Nehir kaynağından kaç destan eşliğinde denize ulaşmış; rüzgârın ıslığı, arp ritmiyle melodiye dönüşmüş, bu topraklar hiç sahipsiz kalmamış. Her medeniyetin varlığı bir başka medeniyetin doğuşuna kadar hüküm sürmüş, dilden dile kaç kelime bizde duygu bulmuş, yön bulmuş.
Anadolu’da hiçbir şey sıradan değil. Binlerce yılın tanıklığını yapmış, bu kök bu dal, yağmurla bulutun kaç dansı medeniyete bereket olmuş, mahsul olmuş güneşin şefkatinde ne filizler yeşermiş, kan olmuş can olmuş Anadolu’ya.
Biz de bu eşsiz topraklarda lavantanın izini sürerken, zengin bir Anadolu medeniyeti olan Luvilerle tanıştık.
Antik çağın eşsiz iki tanığının ruhundan ilham alarak, hem Luvileri hem de onların ritüellerinde kullandıklarını bildiğimiz lavantayı, birlikte bu günlere taşıyalım istedik.
Antik çağın eşsiz iki tanığı:
"LUVİLAVANT”
Luvilavant, aşkla yaratılmış romantik bir markadır.
İçinde bir tutam Anadolu sevgisi,
Bir tutam lavanta üreten çiftçimize destek aşkı,
Bir tutam sizi mutlu etme çabamız bulunmaktadır.
LUVİLER
Luviler, yaklaşık olarak M.Ö. 2200’lerde, yani Hititlerden çok daha önceleri, Anadolu’ya göçle gelmiş, Anadolu’nun en eski ve önemli kavimlerinden biridir.
Yüzyıllarca bu topraklara kültür hizmeti vermiş çalışkan ve üretken bir halktır.
Luvi varlığının en güçlü temsil edildiği yerin, Güney Anadolu yanında Kizzuvatna ülkesi olduğu çoğu araştırmacı tarafından düşünülmektedir. Kizzuvatna sonradan Kilikya, bugün yakın zamana kadar Çukurova olarak bilinen ve bereketliliğiyle ün yapan bölgedir.

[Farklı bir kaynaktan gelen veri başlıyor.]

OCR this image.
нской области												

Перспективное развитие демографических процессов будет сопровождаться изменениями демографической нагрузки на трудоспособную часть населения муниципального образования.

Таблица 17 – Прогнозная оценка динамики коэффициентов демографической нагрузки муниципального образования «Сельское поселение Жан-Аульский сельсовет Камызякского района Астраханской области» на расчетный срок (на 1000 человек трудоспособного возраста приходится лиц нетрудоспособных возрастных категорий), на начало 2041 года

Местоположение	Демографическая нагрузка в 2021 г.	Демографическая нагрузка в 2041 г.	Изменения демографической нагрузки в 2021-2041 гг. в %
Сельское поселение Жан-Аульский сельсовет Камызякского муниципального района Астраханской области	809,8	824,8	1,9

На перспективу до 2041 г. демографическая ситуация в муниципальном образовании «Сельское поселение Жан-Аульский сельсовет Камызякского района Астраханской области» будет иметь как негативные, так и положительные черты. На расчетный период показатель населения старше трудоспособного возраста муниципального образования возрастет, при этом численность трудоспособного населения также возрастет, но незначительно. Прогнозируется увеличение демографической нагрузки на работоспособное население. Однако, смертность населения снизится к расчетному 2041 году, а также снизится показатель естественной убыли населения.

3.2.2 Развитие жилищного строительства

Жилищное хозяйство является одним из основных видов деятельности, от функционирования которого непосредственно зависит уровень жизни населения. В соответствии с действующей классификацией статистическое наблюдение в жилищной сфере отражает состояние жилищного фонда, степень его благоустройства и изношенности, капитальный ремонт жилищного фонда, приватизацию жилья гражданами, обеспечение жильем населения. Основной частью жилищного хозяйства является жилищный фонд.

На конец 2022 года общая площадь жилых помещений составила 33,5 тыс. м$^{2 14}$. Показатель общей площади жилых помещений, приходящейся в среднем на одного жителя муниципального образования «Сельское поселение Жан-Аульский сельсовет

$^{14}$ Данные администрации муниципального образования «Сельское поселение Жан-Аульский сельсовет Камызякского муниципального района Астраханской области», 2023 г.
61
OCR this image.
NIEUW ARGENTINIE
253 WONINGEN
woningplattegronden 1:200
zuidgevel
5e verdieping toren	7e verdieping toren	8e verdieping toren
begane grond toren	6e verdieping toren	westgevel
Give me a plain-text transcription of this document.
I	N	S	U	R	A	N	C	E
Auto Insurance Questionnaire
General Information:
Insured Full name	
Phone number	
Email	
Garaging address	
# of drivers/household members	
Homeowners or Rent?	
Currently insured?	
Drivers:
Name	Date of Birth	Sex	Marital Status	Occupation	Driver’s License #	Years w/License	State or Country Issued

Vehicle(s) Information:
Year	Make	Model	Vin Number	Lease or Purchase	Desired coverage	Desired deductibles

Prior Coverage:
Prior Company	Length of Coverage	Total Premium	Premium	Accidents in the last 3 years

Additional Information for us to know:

Luviler, Babil ve Hititlerden aldıkları çivi yazısı yanında resim yazısı da kullanmışlardır.
Önemli buluntu yerleri arasında, Karatepe Aslantaş Açık Hava Müzesi, Yüreğir, Kral Muvatalli’nin Sirkeli Kaya Kabartması Hemite Kaya Kabartması, Mersin ve Tarsus bulunmaktadır.